Die meisten Frauen beschreiben ihre Gefühle ebenso wild wie blumig: Anne Félix schildert nur eine Statue, aber so, als wäre sie eine lebende Frau: "Aus dieser üppigen Fälle trat das wie geöffnete Geschlechtsteil. Die großen Schamlippen streckten sich zu beiden Seiten dick und lang ... Sie streckte sich hin mit einer obszönen Gebärde, wie die Blätter einer fleischfressenden Pflanze". Almudena Grandes (Lulu) beschreibt die lustvollen Empfindungen, als ein Mann sie intim küsst: "Ich konnte nicht anders, ich musste mich bewegen, mich krümmen, meinen Körper ihm entgegenstrecken.
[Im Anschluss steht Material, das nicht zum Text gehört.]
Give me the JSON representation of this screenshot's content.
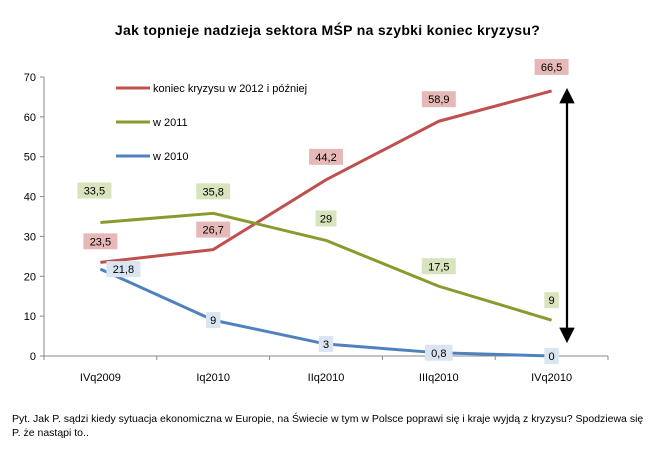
{
  "title": "Jak topnieje nadzieja sektora MŚP na szybki koniec kryzysu?",
  "footnote": "Pyt. Jak P. sądzi kiedy sytuacja ekonomiczna w Europie, na Świecie w tym w Polsce poprawi się i kraje wyjdą z kryzysu? Spodziewa się P. że nastąpi to..",
  "chart_data": {
    "type": "line",
    "categories": [
      "IVq2009",
      "Iq2010",
      "IIq2010",
      "IIIq2010",
      "IVq2010"
    ],
    "ylim": [
      0,
      70
    ],
    "yticks": [
      0,
      10,
      20,
      30,
      40,
      50,
      60,
      70
    ],
    "grid": false,
    "legend_position": "top-left",
    "series": [
      {
        "name": "koniec kryzysu w 2012 i później",
        "color": "#c0504d",
        "label_bg": "#e6b9b8",
        "values": [
          23.5,
          26.7,
          44.2,
          58.9,
          66.5
        ],
        "labels": [
          "23,5",
          "26,7",
          "44,2",
          "58,9",
          "66,5"
        ]
      },
      {
        "name": "w 2011",
        "color": "#8a9a2e",
        "label_bg": "#d7e4bd",
        "values": [
          33.5,
          35.8,
          29,
          17.5,
          9
        ],
        "labels": [
          "33,5",
          "35,8",
          "29",
          "17,5",
          "9"
        ]
      },
      {
        "name": "w 2010",
        "color": "#4f81bd",
        "label_bg": "#dbe5f1",
        "values": [
          21.8,
          9,
          3,
          0.8,
          0
        ],
        "labels": [
          "21,8",
          "9",
          "3",
          "0,8",
          "0"
        ]
      }
    ]
  }
}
Mich anbieten, um mir nicht die kleinste Nuance entgehen zu lassen".
Wer als Mann schreibt, kann dies natürlich so tun: "Ich fühlte, wie sie plötzlich einen Entschluss fasste: ja, sie wollte es wirklich. Sie krümmte sich, streckte ihren Körper in meine Richtung, bot sich an wie jemand, der jetzt alles will - alles." Dann kannst du dich wieder den Gefühlen widmen, die du kennst - und beschreiben, wie der Mann nun den Moschusgeruch empfindet, der nach und nach in seine Nase steigt.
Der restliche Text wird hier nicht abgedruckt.